Uluburun Gemisi’nde; kişniş, çörek otu, yabani safran, sumak da bulunuyordu. Büyük bir küp içinde badem, çam fıstığı, incir, üzüm çekirdekleri, nar taneleri, bir Kenan amforası içinde 2 500 zeytin bulunmuştur.
Uluburun Gemisi, bir fildişi parçası ve 14 adet suaygırı dişi, deve kuşu yumurtası da taşımaktaydı (Cemal Pulak, s.80) .
HAZIR ÜRÜNLER
Küpler içinde ele geçen Kıbrıs Keramiği arasında yağ kandilleri, halka dipli ve kaideli kaplar, beyaz astarlı traşlanmış testiler, bukero testileri.. Çanak çömlek arasında en çok rastlanılan beyaz astarlı traşlanmış testilerden 41 adet, beyaz astarlanmış çanaklardan 34 örnek, halka dipli çanaklardan 22-25 adet, bukero testilerden 3 adet ve yağ kandillerinden 23 adeti bir küpten çıkarılmıştır. Uluburun gemisi tüm Ege Bölgesi’nde ortaya çıkarılan Geç Tunç Çağı Kıbrıs keramiğinin yarısından fazlasını taşımaktaydı (Cemal Pulak, s.82).
Farklı biçimlerdeki tunç, bakır kaplar da Uluburun Gemisi’nin yükleri arasındaydı. İnce cidarlı metal kaplar korozyon nedeniyle bozulmuş, ancak daha kalın ağız ve tutamakları yoluyla biçimleri ve büyüklükleri saptanabilmiştir. Geniş ağızlı bir kübün içinden organik malzemeden yapılmış buluntular da ele geçmiştir.

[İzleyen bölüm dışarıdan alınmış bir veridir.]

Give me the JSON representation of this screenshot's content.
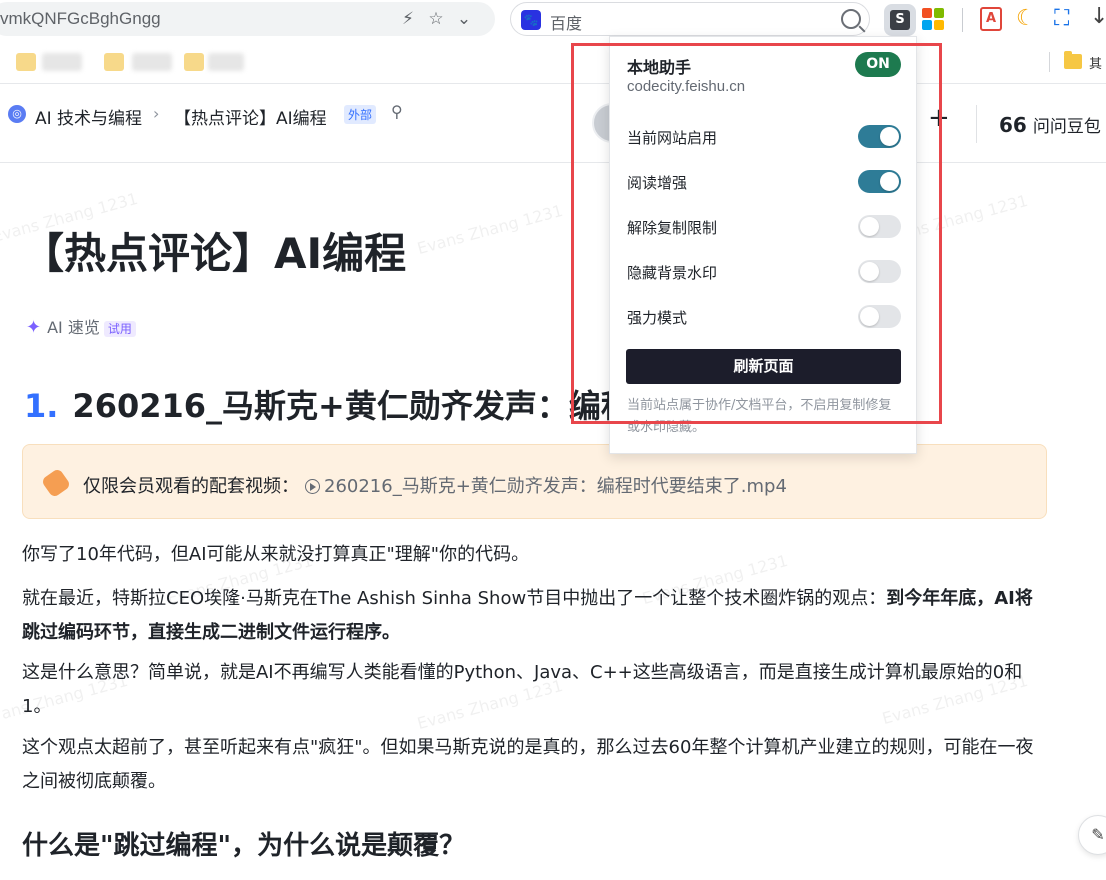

Batıkta; kehribar, ahat, akik, deniz kabuğu, fayans ve camdan
yapılmış binlerce boncuk bulunmuştur.
Bunların ne kadarının gemi yükü, ne kadarının kişisel mal olduğunun saptanması
zordur.
Analizler kehribarın batık kökenli olduğunu ortaya çıkartmıştır. Cam boncukların bir kısmı renlerini yitirmiştir. Zamanla yırtılan deri ve kumaştan yapılma keselerde muhafaza edilen boncuklar dağılmış, elle tek tek toplanmıştır. Geminin batmasıyla parçalanan bir amforada da boncuklar bulunmaktaydı (Cemal Pulak, s.83).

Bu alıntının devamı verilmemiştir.